Monday, August 04, 2014

Austria Declares War Upon Serbia

All Austrian reservists living in Germany have been summoned to join the colors
reports the New York Herald,
and all leave of German officers and soldiers has been stopped. According to a despatch from Vienna, one of the highest personages in Germany — whom, I learn, is none other than the Emperor — is said to have written personally to Herr von Tschirschky und Bogendorff, the German Ambassador in Vienna, telling him to stiffen the back of Count Berchtold, who at that time was all for conciliation with Servia.  The result was that the Austro-Hungarian Foreign Minister entirely changed his attitude and prepared the drastic ultimatum to Belgrade.
Although Austria-Hungary sent the ultimatum before it had consulted the German Foreign Office, Germany is backing her ally right or wrong. All eyes here are turned upon Russia as holding the issue in her hands. Consequently, a St. Petersburg despatch crediting the Tsar with having said: ‘‘Austria-Hungary has thrown down the gauntlet, I shall pick it up,’’ causes consternation. Army circles say that Germany is prepared for war at a moment’s notice. The Emperor arrived in Potsdam this afternoon, and was greeted by an effusive popular demonstration.

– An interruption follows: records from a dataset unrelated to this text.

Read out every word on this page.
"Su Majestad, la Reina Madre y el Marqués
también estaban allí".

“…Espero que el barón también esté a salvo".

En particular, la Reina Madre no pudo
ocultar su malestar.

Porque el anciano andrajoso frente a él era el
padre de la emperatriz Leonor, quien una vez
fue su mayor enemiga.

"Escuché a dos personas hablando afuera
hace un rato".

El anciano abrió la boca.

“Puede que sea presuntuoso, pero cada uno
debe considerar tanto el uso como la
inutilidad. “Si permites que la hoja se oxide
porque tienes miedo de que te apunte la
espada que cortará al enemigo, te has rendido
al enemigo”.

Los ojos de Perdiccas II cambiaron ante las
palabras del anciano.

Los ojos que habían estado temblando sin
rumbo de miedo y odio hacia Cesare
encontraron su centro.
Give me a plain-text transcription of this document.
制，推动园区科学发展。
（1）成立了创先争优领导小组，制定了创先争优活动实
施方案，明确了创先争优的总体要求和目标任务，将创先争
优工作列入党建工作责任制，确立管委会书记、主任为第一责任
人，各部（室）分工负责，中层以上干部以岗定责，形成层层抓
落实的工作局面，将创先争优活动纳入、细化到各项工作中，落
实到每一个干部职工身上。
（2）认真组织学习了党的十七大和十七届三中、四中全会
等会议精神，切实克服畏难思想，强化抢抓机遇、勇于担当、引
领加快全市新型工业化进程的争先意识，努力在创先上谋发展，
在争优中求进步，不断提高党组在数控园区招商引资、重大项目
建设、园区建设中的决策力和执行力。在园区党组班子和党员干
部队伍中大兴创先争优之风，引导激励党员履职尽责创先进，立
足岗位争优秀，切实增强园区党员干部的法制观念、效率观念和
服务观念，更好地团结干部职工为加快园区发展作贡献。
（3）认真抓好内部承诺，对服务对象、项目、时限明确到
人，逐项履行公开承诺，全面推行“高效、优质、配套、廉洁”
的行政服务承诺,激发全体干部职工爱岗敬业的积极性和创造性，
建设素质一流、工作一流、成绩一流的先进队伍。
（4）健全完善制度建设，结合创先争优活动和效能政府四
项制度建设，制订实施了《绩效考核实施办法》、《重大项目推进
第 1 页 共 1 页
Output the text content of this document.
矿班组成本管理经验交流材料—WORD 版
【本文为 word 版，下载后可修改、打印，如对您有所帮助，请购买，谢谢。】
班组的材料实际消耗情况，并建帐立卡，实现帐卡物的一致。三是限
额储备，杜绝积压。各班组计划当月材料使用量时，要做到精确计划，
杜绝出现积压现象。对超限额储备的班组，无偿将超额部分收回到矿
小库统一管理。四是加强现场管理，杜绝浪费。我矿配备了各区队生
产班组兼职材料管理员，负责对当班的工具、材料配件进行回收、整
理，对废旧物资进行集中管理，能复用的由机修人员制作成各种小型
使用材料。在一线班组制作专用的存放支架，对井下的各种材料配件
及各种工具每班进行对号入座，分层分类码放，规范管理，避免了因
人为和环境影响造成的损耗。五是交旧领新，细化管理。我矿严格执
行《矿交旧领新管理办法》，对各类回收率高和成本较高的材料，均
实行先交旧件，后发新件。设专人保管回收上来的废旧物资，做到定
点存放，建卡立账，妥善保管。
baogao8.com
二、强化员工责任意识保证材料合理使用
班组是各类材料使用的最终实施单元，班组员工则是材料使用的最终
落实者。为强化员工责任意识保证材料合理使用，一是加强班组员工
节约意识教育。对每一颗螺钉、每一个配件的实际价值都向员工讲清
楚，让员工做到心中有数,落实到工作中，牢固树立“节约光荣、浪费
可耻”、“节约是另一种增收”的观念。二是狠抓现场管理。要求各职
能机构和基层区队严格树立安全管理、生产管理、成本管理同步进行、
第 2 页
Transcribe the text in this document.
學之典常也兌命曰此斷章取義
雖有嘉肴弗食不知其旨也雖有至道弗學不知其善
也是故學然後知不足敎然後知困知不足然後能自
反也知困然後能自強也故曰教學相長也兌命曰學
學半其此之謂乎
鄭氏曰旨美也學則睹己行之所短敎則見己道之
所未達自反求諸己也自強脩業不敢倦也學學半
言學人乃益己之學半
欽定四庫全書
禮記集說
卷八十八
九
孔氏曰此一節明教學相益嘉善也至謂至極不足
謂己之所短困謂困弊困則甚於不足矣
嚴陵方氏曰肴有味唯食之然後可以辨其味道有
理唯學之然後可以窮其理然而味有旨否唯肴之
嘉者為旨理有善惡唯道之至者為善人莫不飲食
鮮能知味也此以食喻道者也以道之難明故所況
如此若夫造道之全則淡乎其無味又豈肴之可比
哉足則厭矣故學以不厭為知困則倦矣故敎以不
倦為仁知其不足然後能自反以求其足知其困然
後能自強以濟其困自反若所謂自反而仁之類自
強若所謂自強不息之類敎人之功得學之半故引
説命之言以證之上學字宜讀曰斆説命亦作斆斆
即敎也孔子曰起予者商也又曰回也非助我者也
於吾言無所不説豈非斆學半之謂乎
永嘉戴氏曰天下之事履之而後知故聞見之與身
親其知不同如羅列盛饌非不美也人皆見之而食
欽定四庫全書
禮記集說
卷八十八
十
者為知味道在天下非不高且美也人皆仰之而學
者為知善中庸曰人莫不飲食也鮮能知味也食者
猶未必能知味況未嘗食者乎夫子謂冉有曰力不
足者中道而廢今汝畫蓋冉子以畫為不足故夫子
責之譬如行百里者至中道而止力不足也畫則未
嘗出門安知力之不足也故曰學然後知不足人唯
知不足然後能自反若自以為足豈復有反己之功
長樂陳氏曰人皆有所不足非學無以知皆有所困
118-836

From the front page of the Herald the following day:
The Austro-Hungarian Ministry of Foreign Affairs yesterday [July 28] issued the following statement: “The Servian Government not having replied in a satisfactory manner to the Note which was handed to it on July 23, 1914, by the Austro-Hungarian Minister, the Imperial and Royal Government finds itself obliged to take steps to safeguard its rights and interests. It considers itself from the present moment in a state of war with Servia.” 

BERLIN — Despatches from Vienna announce that fighting has already taken place on the Austro-Servian frontier. Servian volunteers have crossed the frontier at several points. The Austrian troops returned the fire. 

BRUSSELS — Although the outlook is not yet critical, all Belgian officers and soldiers on leave have been recalled to the colors, and the German and French frontiers are being watched closely by Belgian mounted police and military scouts. 
BUDAPEST — A stirring scene occurred in the Lower House of the Hungarian Parliament when Count Tisza, the Prime Minister, made a striking reference to the present crisis. He said that what was wanted now were deeds of arms, not words. Full of pride, he pointed to the enthusiasm of the people without distinction of nationality.